Consensus was reached this week between the Attorney General’s Department and counsel for the Golden Key management and depositors on the payment plan for refunding deposits under the proposed Trust.
“There was general agreement over all issues but a final decision will be taken next Wednesday,” a source at the AG’s Department said. The Trust will coordinate the recovery and repayments to depositors of the failed Golden Key Credit Card Co. Under the plan tentatively agreed by all parties, it is proposed to transfer all the assets to the trustees to be sold to raise funds to pay the depositors. The Trust is outside the control of the Ceylinco Group.
At the meeting on March 19, the Golden Key management submitted details of Rs. 14 billion worth of assets that could be disposed for the Trust while its counsel also expressed willingness to pay interest for depositors at the current Central Bank interest rates for the (security) deposits. The general consensus of the meeting was that there should be no reduction in the interest or the rebate paid to depositors when refunding their deposits.
Counsel for depositors and Golden key management have agreed in principle to proposals of the repayment plan but no final decision was taken on this matter at the meeting held at the AG’s Department, the source said. Discussions were centered on the payment plan and the modalities.
Another meeting will be convened next Wednesday – a day before the court case on March 26 - to reach a final decision on the whole issue. Golden Key, part of the Ceylinco Group, collapsed late last year after depositors found the company was delaying interest payments and not returning deposits totalling up to Rs. 26 billion.
Meanwhile according to the judgment of the Mount Lavinia Chief Magistrate Harsha Setunga, issued on the last day of the case (March 11), directors of the company are prevented from the sale and transfer of the assets of Golden Key Credit Card Company and its subsidiaries and their personnel assets in these companies. The ruling however doesn’t bar these directors from disposing their assets outside the Golden Key Group or any Ceylinco company outside the court ruling.

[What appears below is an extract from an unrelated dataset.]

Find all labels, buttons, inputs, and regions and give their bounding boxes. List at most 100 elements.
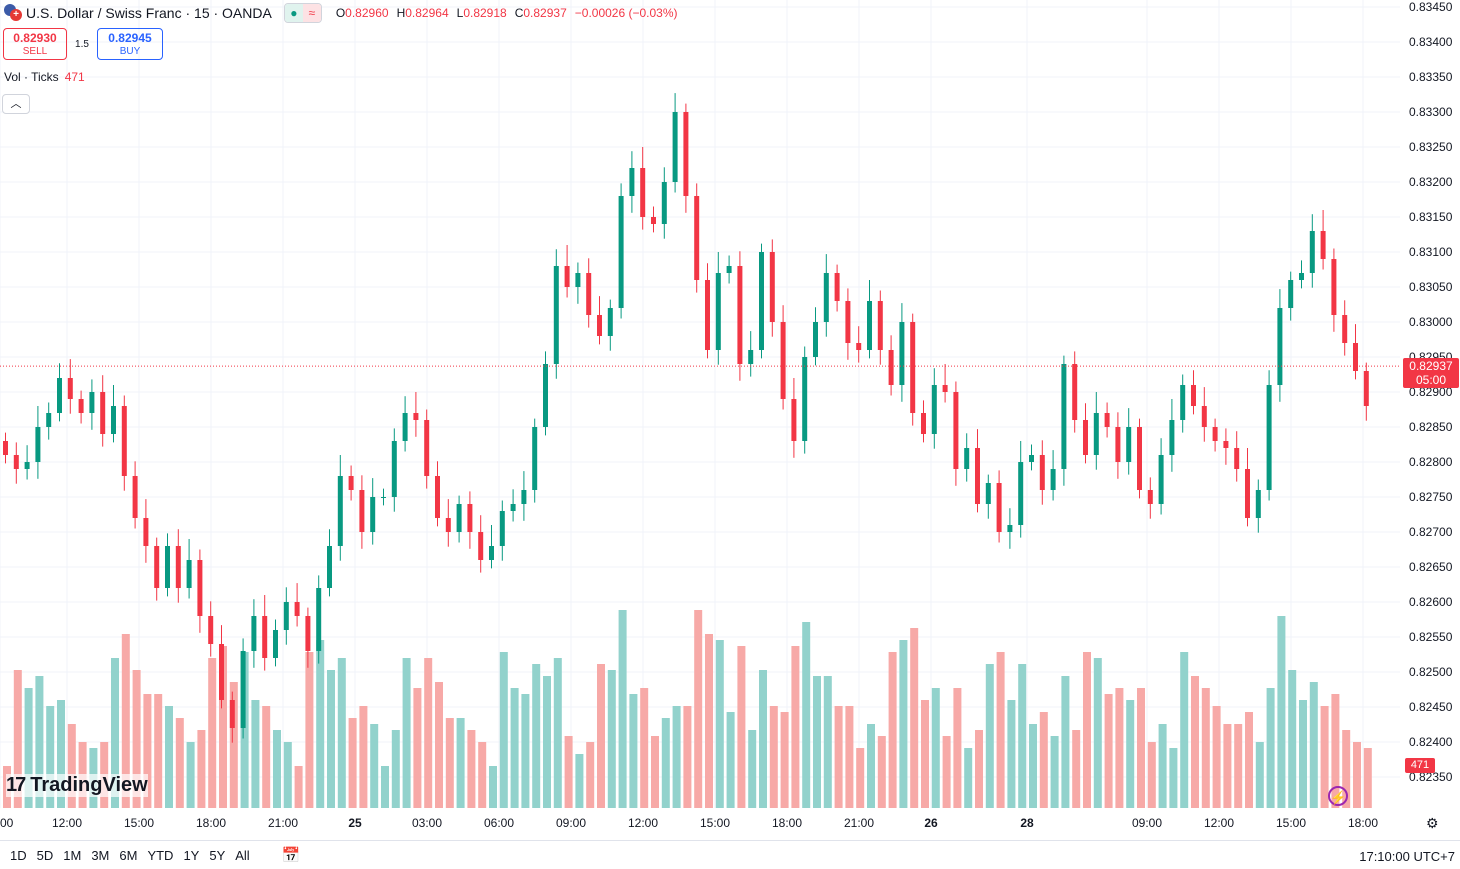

The following are the GK subsidiaries mentioned in the court order: Ceylinco Internet Services Ltd, Ceylinco Hospital Services, Golden Key Real Estate Agencies, Golden Key Credit Card, Asia 400 (Private), Ceylinco Midigama Fruit Farms, Golden Key Company, Electronic Pvt, Lanka Ceycom Technologies, C.K. Card Technologies, Ceylinco Networking Technologies, Ceycom Global Communications, Golden Key Communications Pvt, Golden Key Trading Company, Ceylinco Hospitals, Golden Key Solutions, Ceylinco Micro Technologies, Ceylek, Golden Key Travels Pvt, C.N.C International, Key Research & Information, Golden Key International Trading Company, Golden Key Institute of Computer Technologies, Golden Key Institute of Information Technology, Key Patents, Golden Key Eye Hospital, Ceylinco Midigama Trading Company, Golden Key Agrochem Company, London Technologies, Ceylinco Siranjan Investments Pvt, Ceylon Services & Supplies Company, Golden Key Consumer Durables, Golden Key Motor Company, Golden Key Designer Homes, Golden Key Computer Products, Ceylinco Consumers Electronics, Impression Creative Solutions, Golden Key Minerals, Golden Key Holdings, Golden Key Tea Products Sales, Golden Key Tea Factory, Golden Key Call Centre and Golden Key NTC Company.
Meanwhile a DFCC Bank board decision to auction Golden Key properties may however have to be put on hold.
The Bank earlier this week placed a public notice saying some land and property belonging to the Golden Key hospital would be sold by public auction to recover monies due to the Bank. In a newspaper advertisement, the Bank said the hospital owes DFCC Rs 103 million as loan repayments and another Rs 97 million as interest recovery.
In another DFCC board resolution, the Bank said it was putting up for public auction some land and property owned by Ceylinco Bio-Tech Ltd as the company owes the Bank a total of over Rs 17 million including interest.
On Friday, Fitch Ratings downgraded The Finance Company PLC (TFC) saying it reflects the liquidity stresses faced by TFC due to adverse public perception on the Ceylinco Group.
It said these perceptions are tied to the liquidity problems faced by, and subsequent collapse of, the Golden Key Credit Card Company.
Fitch downgraded TFCs National Long-term rating to 'BB+(lka)' from 'BBB(lka)', and its subordinated debentures to 'BB-(lka)' (BB minus(lka)) from 'BBB-(lka)' (BBB minus(lka)). The ratings have been placed on Rating Watch Negative and could be downgraded further or affirmed. TFC has an asset based of Rs.42 billion as at December 2008 and a network of 46 branches.
Fitch said TFC's profitability has also worsened as lending was constrained due to liquidity considerations, while asset quality remained challenged due to current macroeconomic conditions. Prior to this rating action, Fitch on 4 December 2008 revised TFC's Outlook to Negative from Stable to reflect the company's deteriorating profitability due to increased funding costs and the lack of a commensurate increase in real-estate related income.